Ahí es cuando mi amigo me habla de una banda que encontró leyendo en internet. En ese tiempo empezábamos a agarrarle el gusto a Interpol y él me señalaba que el grupo que había hallado era una directa influencia. Me pasó sus audífonos y le dió play al reproductor del celular. En ese instante sonó una batería solitaria, para luego unirse un bajo y una guitarra que bailaban entre sí. Finalmente asomó una voz lúgubre, como si en el estudio de grabación hubiese cantado un muerto mediante una psicofonía. “Ellos son Joy Division”, me dijo.

Ahí, en la montaña, en medio de un frío que calaba los huesos, conocí Unknown Pleasures de Joy Division. Y en la primavera de mi vida, a los quince años, conocí el invierno crudo y eterno que Ian Curtis y compañía tenían reservado para mi. Después de esa escucha me dediqué a revisitarlo casi a diario, durante varios meses. Me encantaba la música, las letras de Ian Curtis, el icónico arte del disco, lo denso de la obra; nunca había escuchado algo tan angustiantemente denso pero a la vez tan enérgico y liberador. Con el tiempo vi Control, de Anton Corbijn y comprendí a Curtis, sus sufrimientos, sus errores.

Unknown Pleasures fue un punto de inflexión en mi vida, musicalmente hablando. A partir de él conocí muchas bandas, otros estilos musicales, libros, películas. Y fue más importante en lo personal aún. Escucharlo en esa época de mi vida, cuando vivía los primeros amores, los primeros rechazos, las primeras presiones sociales y la incertidumbre del futuro, fue una compañía. Incluso, por ese disco es que me interesé en el bajo, y hasta el día de hoy Peter Hook es mi bajista favorito.

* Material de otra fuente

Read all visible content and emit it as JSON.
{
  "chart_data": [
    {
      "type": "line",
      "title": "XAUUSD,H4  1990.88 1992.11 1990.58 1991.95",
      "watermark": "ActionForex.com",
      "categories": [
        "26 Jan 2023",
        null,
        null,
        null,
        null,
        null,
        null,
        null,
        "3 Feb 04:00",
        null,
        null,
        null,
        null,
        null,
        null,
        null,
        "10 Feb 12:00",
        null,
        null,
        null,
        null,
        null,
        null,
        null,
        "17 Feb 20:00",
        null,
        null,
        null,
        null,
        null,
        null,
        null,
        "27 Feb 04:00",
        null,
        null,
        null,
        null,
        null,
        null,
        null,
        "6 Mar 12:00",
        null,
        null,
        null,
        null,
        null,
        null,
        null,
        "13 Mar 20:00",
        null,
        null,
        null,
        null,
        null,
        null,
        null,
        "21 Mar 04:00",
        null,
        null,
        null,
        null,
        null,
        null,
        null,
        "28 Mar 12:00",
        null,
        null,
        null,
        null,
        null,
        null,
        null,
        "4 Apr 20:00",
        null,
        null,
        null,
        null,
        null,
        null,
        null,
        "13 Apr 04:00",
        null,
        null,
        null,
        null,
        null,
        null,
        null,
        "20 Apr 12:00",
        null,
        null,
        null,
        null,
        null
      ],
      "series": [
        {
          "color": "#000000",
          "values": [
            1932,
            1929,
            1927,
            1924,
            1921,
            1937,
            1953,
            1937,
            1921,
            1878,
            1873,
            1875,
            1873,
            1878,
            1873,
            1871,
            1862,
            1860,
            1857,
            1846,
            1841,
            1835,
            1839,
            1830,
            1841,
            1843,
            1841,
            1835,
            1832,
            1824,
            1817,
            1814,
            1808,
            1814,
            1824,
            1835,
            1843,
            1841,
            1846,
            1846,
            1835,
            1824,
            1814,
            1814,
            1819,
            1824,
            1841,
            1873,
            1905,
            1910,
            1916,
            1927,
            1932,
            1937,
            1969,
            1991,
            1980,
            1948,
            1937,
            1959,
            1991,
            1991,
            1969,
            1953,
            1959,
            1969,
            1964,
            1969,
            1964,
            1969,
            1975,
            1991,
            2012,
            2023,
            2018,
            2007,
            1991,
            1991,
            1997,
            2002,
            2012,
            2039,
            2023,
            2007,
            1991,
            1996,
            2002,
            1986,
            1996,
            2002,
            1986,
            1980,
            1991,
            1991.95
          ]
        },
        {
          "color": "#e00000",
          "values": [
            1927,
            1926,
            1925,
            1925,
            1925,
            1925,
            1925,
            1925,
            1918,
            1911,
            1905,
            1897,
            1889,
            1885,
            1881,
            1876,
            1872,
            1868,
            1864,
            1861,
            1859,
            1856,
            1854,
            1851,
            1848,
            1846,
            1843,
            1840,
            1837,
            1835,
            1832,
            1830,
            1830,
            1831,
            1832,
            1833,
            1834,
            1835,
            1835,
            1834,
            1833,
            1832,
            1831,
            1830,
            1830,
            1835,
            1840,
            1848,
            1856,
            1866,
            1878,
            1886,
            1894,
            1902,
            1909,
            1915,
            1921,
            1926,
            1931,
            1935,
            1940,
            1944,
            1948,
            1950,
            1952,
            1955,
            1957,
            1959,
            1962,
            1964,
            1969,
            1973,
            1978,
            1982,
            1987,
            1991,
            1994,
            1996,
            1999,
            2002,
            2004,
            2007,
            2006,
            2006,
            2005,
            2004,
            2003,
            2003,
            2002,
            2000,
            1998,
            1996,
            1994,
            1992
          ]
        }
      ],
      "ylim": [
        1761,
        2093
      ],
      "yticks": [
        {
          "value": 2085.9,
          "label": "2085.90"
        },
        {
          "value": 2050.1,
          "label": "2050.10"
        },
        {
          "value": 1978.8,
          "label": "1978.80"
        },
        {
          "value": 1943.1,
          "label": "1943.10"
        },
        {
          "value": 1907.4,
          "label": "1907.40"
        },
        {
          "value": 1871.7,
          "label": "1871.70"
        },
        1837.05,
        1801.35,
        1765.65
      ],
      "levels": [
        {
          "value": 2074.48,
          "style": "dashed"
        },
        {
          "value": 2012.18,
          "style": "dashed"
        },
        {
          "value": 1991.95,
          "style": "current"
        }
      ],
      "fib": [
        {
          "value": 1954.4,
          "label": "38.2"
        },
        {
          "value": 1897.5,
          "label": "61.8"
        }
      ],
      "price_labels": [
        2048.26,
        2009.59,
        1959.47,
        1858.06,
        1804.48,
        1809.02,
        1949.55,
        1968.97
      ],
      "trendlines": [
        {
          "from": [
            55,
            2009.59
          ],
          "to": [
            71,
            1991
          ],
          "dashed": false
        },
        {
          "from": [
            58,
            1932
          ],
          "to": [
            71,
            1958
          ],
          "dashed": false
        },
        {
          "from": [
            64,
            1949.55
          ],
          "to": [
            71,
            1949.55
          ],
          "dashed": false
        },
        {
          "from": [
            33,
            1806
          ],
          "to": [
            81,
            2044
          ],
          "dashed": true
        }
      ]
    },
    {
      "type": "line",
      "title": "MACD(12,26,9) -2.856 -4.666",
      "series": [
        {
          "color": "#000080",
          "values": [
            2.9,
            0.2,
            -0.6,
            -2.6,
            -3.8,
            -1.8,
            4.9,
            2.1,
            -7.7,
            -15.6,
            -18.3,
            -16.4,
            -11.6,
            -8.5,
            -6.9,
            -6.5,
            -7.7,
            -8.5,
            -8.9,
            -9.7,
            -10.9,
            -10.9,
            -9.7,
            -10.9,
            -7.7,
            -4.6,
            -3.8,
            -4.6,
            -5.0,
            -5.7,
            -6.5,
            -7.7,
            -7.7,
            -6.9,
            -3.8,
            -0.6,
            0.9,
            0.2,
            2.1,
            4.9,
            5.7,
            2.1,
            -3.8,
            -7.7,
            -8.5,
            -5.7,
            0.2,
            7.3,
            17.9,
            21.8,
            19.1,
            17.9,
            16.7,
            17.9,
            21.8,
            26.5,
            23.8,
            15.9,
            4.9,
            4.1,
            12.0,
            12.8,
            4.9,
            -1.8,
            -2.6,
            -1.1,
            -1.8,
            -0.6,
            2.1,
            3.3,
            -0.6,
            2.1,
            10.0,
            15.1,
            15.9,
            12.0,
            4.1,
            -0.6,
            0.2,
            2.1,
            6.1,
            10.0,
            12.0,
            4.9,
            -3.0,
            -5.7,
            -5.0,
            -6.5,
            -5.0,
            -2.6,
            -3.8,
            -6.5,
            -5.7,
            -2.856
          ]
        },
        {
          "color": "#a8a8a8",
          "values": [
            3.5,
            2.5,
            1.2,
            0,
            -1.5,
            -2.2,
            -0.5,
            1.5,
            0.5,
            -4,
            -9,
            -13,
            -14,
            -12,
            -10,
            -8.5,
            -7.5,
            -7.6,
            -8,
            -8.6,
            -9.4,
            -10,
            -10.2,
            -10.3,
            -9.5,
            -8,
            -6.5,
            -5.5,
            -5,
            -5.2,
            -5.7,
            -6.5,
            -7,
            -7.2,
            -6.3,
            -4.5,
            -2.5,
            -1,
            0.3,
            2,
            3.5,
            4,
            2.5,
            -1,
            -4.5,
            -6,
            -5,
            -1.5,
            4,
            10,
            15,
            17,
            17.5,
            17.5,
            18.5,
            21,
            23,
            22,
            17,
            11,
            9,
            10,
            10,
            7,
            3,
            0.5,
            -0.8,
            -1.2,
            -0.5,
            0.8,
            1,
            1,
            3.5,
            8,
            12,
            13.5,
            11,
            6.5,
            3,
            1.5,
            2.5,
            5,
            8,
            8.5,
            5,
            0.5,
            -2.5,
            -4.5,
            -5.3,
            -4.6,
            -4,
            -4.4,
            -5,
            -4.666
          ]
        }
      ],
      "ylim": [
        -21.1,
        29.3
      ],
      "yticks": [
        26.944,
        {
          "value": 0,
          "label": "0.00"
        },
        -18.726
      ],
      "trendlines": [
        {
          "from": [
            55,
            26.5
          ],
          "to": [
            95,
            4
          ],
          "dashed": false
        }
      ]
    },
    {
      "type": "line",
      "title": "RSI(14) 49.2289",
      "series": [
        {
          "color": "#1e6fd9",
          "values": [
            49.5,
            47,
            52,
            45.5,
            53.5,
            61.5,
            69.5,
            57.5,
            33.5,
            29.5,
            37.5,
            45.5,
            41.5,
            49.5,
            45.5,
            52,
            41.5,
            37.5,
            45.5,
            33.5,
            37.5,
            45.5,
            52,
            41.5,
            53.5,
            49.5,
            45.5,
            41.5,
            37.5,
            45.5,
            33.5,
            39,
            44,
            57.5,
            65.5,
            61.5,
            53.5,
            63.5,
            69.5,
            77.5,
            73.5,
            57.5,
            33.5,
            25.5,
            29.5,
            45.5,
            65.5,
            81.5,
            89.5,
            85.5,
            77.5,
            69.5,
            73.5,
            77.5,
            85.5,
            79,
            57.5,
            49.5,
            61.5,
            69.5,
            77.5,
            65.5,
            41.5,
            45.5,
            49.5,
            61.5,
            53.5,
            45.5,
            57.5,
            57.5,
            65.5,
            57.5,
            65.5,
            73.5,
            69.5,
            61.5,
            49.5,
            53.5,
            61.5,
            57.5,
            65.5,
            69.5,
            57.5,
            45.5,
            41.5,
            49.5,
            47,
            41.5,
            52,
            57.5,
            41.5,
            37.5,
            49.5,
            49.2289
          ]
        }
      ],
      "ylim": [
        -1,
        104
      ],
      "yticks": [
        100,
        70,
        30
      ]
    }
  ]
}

Unknown Pleasures es un disco completo. Genial de escuchar, con un enorme trasfondo y una portada de antología. Aún recuerdo cuando me encontré la polera con la carátula en la feria o cuando mi mejor amiga me regaló el parche que ahora llevo en una chaqueta que me heredó mi padre. Este álbum es una obra que expresa emociones que tildamos de negativas, pero para mí se ha convertido en un disco que atesoro entre mis más bellos recuerdos, esos de tardes de música y amigos, sobreviviendo a la adolescencia.